Extrañar a alguien es sentir un eco persistente en el alma, una melodía que resuena mucho después de que la voz se haya ido. No es solo la ausencia física; es una presencia invisible que se aferra a cada rincón de nuestro ser. Como hilos de oro, los recuerdos se tejen en el corazón, la mente y el alma, volviéndose parte de lo que somos.
Cada sonrisa, cada palabra, cada instante compartido se convierte en un ancla que nos une a esa persona, sin importar cuánto tiempo haya pasado. ¿Acaso no es curioso cómo un simple recuerdo puede despertar un universo de sensaciones, como si el tiempo no existiera? ¿Cómo el aroma de un lugar o el compás de una canción nos transporta directamente a su lado?
Así es el acto de extrañar: una danza entre la alegría de lo vivido y la melancolía de lo que ya no está. Pero en esa danza, encontramos la certeza de que el verdadero amor no se desvanece; solo se transforma en una luz interna que nos acompaña, siempre.
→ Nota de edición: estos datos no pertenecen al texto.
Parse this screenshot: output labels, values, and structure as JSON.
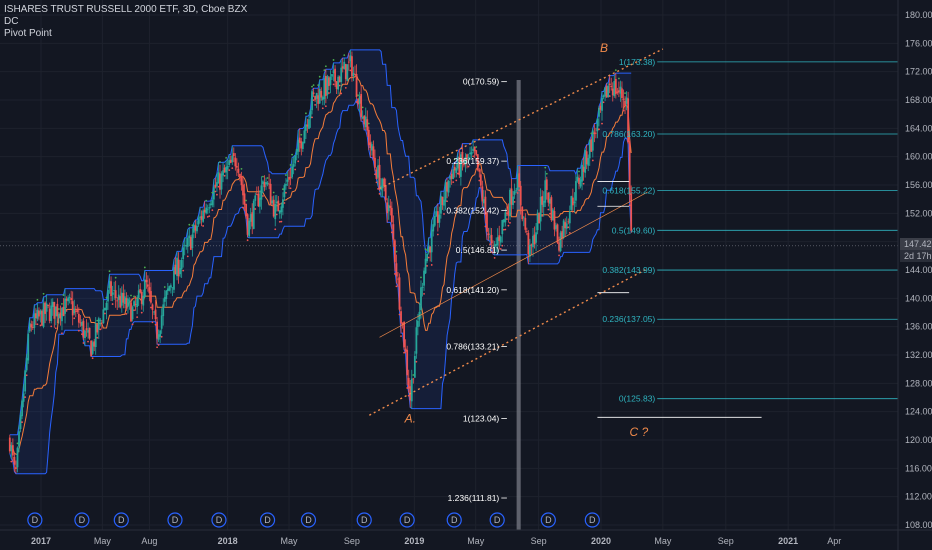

Y quizás sea precisamente ahí donde reside la verdadera magia de extrañar. No es solo la pena por lo que se fue, sino la profunda gratitud por lo que fue. Es reconocer que cada recuerdo, cada huella que dejaron en nosotros, nos moldeó y nos hizo quienes somos hoy. ¿Podría ser que extrañar sea, en esencia, una forma silenciosa de mantener viva la historia que compartimos, una celebración constante de que esa persona existió y habitó nuestro mundo? Al final, extrañar es, quizás, la prueba más hermosa de que el amor nunca se va del todo.
Y sin embargo, cuando las luces se apagan y el silencio se adueña de la noche, el tiempo se desvanece. Hace tiempo que su ausencia se siente como una marea inamovible, y en esas horas quietas, las imágenes y las sensaciones de ella vuelven con la misma fuerza, como si el ayer no hubiera pasado. "Nadie nos advirtió, que extrañar es el costo que tienen los buenos momentos."